Dive Brief:
- Healthcare spending on children has grown faster during the past three years than healthcare spending on the general population, a trend driven in large part by an increase in hospital admissions for newborn babies, according to a new study by the Health Care Cost Institute.
- The findings raise questions about the value of the increased spending and how it will impact insurance prices if it continues.
- "We do know that spending is going up every year, we know that spending on kids is going up faster, and this is particularly true for babies," said HCCI researcher Amanda Frost. "We don't know what the impact of this spending is on the population's health, or families or the healthcare system."
Dive Insight:
The findings suggest the need for data in the sensitive area of value in child and newborn healthcare. The HCCI report looks at insurance claims for more than 10 million children who received coverage under job-based health plans.

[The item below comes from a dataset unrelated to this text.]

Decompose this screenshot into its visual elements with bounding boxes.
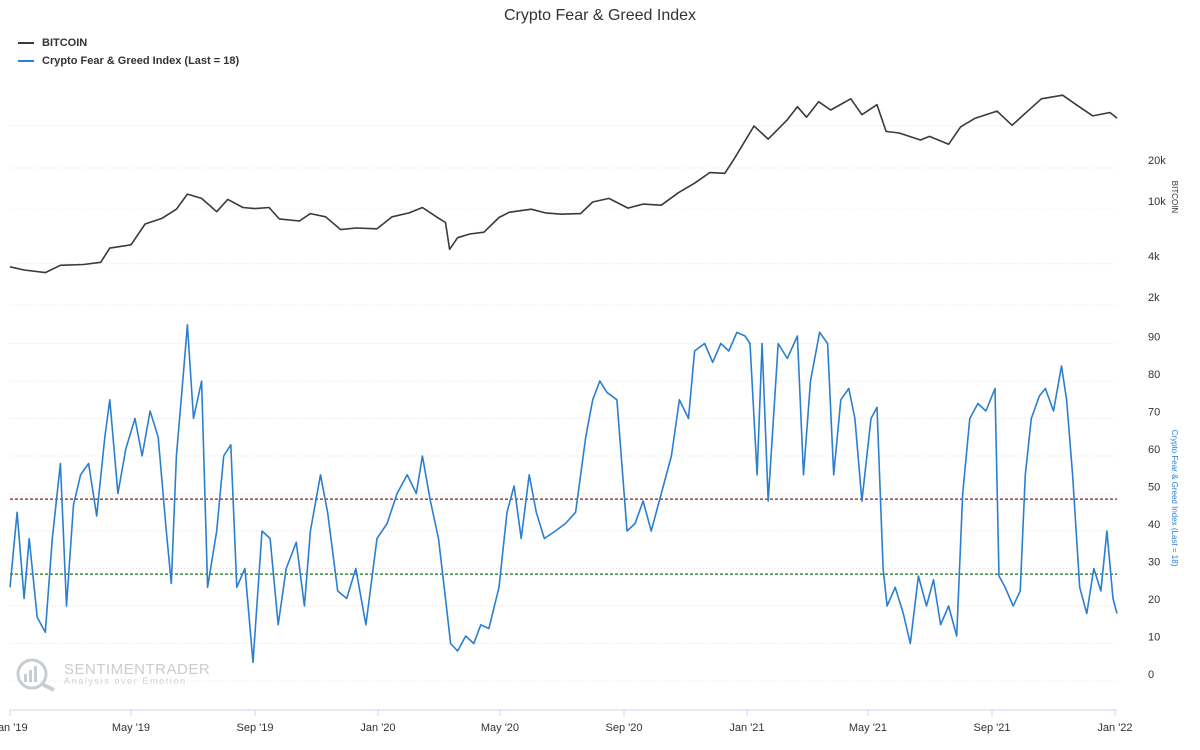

It finds that from 2010 to 2013, healthcare spending on children increased by an average annual rate of 5.7%, while healthcare spending on everyone up to age 64 increased at an annual average rate of 3.9%. (That still leaves total actual spending on children lower; per capita spending on children landed at $2,574 in 2013, compared to $4,864 for the general population.)
The report notes that the spike in spending on kids comes despite drops in prescription drug use and visits to the emergency room, and despite a shift toward cheaper generic drugs. HCCI attributes the overall increase in spending on children to higher numbers of inpatient admissions and higher prices for those admissions, most notably for newborn babies between 0 and 18 days old who are admitted separately from their mothers.